Гостья иностранная, единственным проблеском светлым бывшая в живости и простоте своей посреди серой толпы людей торопливых, оказалась к сожалению Григория, сменившемуся вскорости интересом к разговору, принявшим неожиданное русло, юношей на вид благородным, но лишённым привычной для вида своего женственного манерности, хоть и не договаривал он явно что-то. Но вот опасности не чувствовалось в нём никакой, хоть и чуден он был, несомненно. Принять бы за дурака или шутника незадачливого, больно уж слова его выдумкой казались, вот только одежду дорогую и серьги драгоценные взять было ему неоткуда. Украл разве, да вряд ли пошёл бы с краденым в людное место, где попасться мог. А серьги зачем ему? И скольких он увлёк уже так, подобно бесу, видом красивым? Отмахнуться бы от него, да уйти подальше, признав, что попался на шутку чью-то, страстям не поддаваясь, но только интерес проклятый и спокойствие, рядом с человеком этим ощущаемое, вверх взяли. Да и ни в Петербурге, ни где-либо ещё в высоких или низких кругах Фёдора Алексеевича Басманова, как и прочих представителей фамилии его не приводилось ещё встречать Распутину, что слова нового знакомого о жизни с семьёй за пределами Империи и неосведомлённости о порядках здешних подтверждали, да вот только вопросов меньше не становилось. А задать их возможности не было, ведь обрадованный возможностью разговориться с кем-то посреди улицы так просто, без титулов и обращений, Фёдор тотчас искренне расспрашивать начал о жизни в столице России, внимание прохожих невольно к себе привлекая, чем рисковал себя в дурном свете вопросами глупыми выставить, сам того не понимая. Да и пусть будет так, ведь «старцу святому», которым не забыл он представиться, как то всегда при знакомствах бывало, только польза с того: внимания и беседы душеспасительной уделить прицепившемуся уличному дураку — дело доброе.

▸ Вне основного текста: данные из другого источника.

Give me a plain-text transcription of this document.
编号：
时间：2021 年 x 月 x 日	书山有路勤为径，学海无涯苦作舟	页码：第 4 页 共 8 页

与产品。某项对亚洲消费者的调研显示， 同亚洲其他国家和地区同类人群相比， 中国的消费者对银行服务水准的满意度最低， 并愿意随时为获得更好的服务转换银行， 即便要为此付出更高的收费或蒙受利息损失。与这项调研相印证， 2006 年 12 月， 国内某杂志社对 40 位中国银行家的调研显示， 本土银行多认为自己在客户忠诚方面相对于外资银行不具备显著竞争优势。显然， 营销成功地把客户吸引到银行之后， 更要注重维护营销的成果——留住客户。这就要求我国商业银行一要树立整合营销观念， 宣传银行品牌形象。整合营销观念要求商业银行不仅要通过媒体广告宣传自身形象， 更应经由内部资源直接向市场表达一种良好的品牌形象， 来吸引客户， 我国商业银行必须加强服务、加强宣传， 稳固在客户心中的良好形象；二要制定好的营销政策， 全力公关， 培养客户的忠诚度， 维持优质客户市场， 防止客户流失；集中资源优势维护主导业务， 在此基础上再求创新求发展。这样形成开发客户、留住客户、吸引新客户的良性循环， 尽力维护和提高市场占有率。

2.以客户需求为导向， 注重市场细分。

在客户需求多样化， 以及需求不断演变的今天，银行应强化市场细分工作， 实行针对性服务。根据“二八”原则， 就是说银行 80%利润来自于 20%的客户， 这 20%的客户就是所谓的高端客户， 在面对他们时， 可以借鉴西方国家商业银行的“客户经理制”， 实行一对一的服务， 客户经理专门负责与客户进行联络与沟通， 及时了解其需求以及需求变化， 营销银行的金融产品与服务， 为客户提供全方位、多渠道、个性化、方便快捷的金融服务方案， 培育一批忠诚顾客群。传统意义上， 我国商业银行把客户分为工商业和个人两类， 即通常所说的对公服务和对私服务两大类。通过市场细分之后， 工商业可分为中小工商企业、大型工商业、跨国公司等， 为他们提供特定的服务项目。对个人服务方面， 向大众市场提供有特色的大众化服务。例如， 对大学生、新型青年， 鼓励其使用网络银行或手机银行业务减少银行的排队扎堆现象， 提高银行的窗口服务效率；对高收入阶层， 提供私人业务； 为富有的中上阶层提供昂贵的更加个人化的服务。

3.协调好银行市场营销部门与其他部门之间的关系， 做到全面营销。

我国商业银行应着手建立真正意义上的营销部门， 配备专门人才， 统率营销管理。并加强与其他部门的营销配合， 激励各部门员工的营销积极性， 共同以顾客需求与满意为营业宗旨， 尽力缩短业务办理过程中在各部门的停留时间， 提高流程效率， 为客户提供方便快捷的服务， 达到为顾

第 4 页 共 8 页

Русь? — цепляется отчего-то за название старинное в ладно складывающемся разговоре Гришка, улыбнувшись снисходительно. Откуда бы не приехал Басманов этот, казавшийся таким простым и странным одновременно, но удивлял всё больше. — Не называют так у нас её уже давно, ещё со времён Петра Алексеевича — первого императора нашего. Российской Империей теперь зовёмся, не слышал разве никогда на родине своей?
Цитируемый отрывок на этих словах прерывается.